One of the joys of being a college campus minister is that I’ve been able to accompany a number of young people as they have discerned their vocations in life. And when they come, they’re very anxious because they have an idea that a vocation is like one hidden prize; that somehow they have to search it out and find it. And if they miss the prize, if they don’t correctly locate it that somehow their life will be unfulfilled. That they will be somehow lesser in God’s eyes.
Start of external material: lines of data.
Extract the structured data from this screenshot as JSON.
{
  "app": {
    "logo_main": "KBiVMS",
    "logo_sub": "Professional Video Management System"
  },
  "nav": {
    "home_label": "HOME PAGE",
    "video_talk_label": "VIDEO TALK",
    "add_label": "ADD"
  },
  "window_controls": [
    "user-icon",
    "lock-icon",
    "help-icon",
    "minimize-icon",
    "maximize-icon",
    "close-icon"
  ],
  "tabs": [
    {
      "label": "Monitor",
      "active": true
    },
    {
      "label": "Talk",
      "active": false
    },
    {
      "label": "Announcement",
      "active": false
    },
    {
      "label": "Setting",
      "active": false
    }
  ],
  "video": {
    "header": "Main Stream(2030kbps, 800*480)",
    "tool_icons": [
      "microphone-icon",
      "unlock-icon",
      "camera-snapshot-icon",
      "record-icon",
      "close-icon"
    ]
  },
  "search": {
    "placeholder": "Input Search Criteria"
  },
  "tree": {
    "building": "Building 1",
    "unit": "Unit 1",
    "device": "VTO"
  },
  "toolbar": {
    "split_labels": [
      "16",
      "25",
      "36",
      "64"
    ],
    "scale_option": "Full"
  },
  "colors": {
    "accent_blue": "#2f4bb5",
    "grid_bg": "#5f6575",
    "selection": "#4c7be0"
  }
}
So one of the analogies I love to use when talking about vocation is that vocation is like a tree. It is rooted in baptism and the trunk of it comes up strong in our early life in our experiences of God. And then it has many big heavy branches for God is a generous God. God would not give you just one hidden branch, one hidden vocation, one hidden prize, and then send you off desperately to search for it. God gives us many prizes. He gives us many branches in our tree. And any one of them, if they be strong, if they be stout, if they be true, they can support you in your life.
And so we climb up into this tree and we start to recognize these large branches that God has given us. A vocation to religious life, a vocation to married life, a vocation to priesthood, a vocation as lay minister, a vocation to the single life, and they appear like mightly limbs in this tree. Now our jobs while discerning our vocation is to take a few steps out onto a branch and jump up and down a little bit, see if it will carry us. If it’s really there. And then we get to choose between these mighty limbs and we get to climb out on them.
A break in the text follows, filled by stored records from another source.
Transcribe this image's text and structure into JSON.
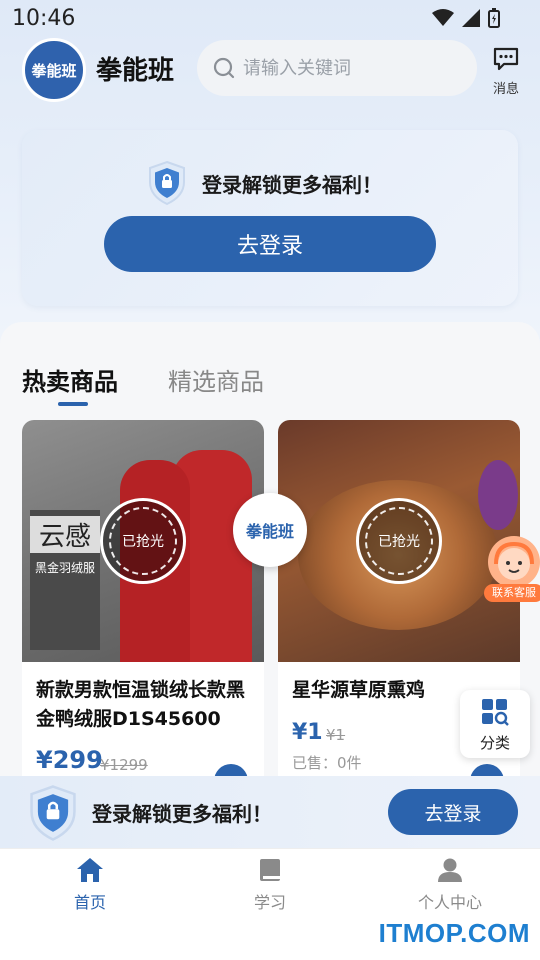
{
  "status_bar": {
    "time": "10:46"
  },
  "header": {
    "logo_text": "拳能班",
    "brand": "拳能班",
    "search_placeholder": "请输入关键词",
    "message_label": "消息"
  },
  "login_card": {
    "text": "登录解锁更多福利！",
    "button": "去登录"
  },
  "tabs": [
    {
      "label": "热卖商品",
      "active": true
    },
    {
      "label": "精选商品",
      "active": false
    }
  ],
  "products": [
    {
      "image_text_1": "云感",
      "image_text_2": "黑金羽绒服",
      "status": "已抢光",
      "title": "新款男款恒温锁绒长款黑金鸭绒服D1S45600",
      "price": "¥299",
      "original_price": "¥1299"
    },
    {
      "status": "已抢光",
      "title": "星华源草原熏鸡",
      "price": "¥1",
      "original_price": "¥1",
      "sold": "已售：0件"
    }
  ],
  "center_badge": "拳能班",
  "service_label": "联系客服",
  "category_label": "分类",
  "bottom_bar": {
    "text": "登录解锁更多福利！",
    "button": "去登录"
  },
  "tabbar": [
    {
      "label": "首页",
      "icon": "home-icon",
      "active": true
    },
    {
      "label": "学习",
      "icon": "book-icon",
      "active": false
    },
    {
      "label": "个人中心",
      "icon": "person-icon",
      "active": false
    }
  ],
  "watermark": "ITMOP.COM",
  "colors": {
    "primary": "#2b63ad",
    "accent": "#ff7a3d"
  }
}
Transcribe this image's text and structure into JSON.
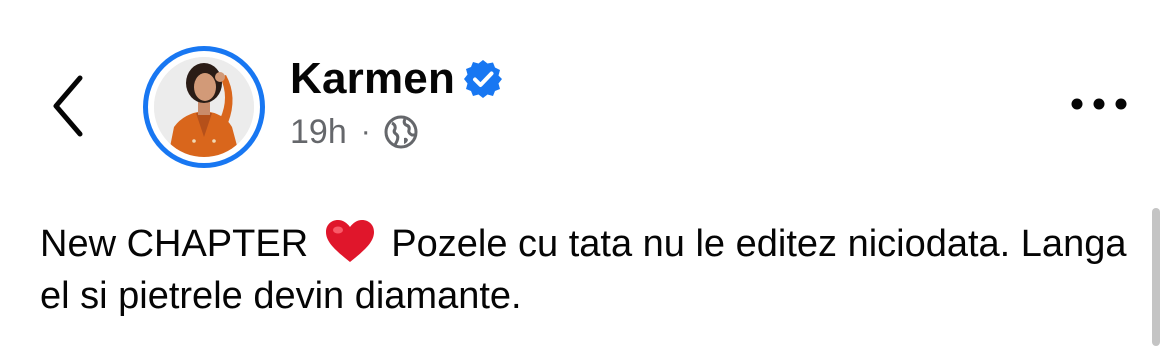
{
  "header": {
    "author_name": "Karmen",
    "timestamp": "19h",
    "separator": "·",
    "audience_icon": "globe-icon",
    "verified_icon": "verified-badge-icon",
    "back_icon": "chevron-left-icon",
    "more_icon": "more-horizontal-icon",
    "avatar_ring_color": "#1877f2"
  },
  "post": {
    "text_before_emoji": "New CHAPTER ",
    "emoji": "heart-emoji",
    "text_after_emoji": " Pozele cu tata nu le editez niciodata. Langa el si pietrele devin diamante."
  },
  "colors": {
    "accent": "#1877f2",
    "heart": "#e0162b",
    "secondary_text": "#65676b",
    "primary_text": "#050505"
  }
}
Now the next part of the analogy is that the end of the branch is covered with leaves. We’re not really sure what’s on that branch. We begin, we crawl out on it, we make our way up into the canopy of our lives and it has many twists and turns. Sometimes branches will come together and sometimes they will move apart. St. Theresa of Calcutta said that this is the call within the call. We are rooted in the call of baptism, we are brought up in faith, and then we choose amongst the great vocations that God has opened for us and we climb out onto these branches. Then we find a call within the call, a branch within the branch.
The call of God is not just once, and if we miss it we’re done. The call of God is continuous. Samuel! Samuel! Once, twice, three times, four times. God never tires of calling.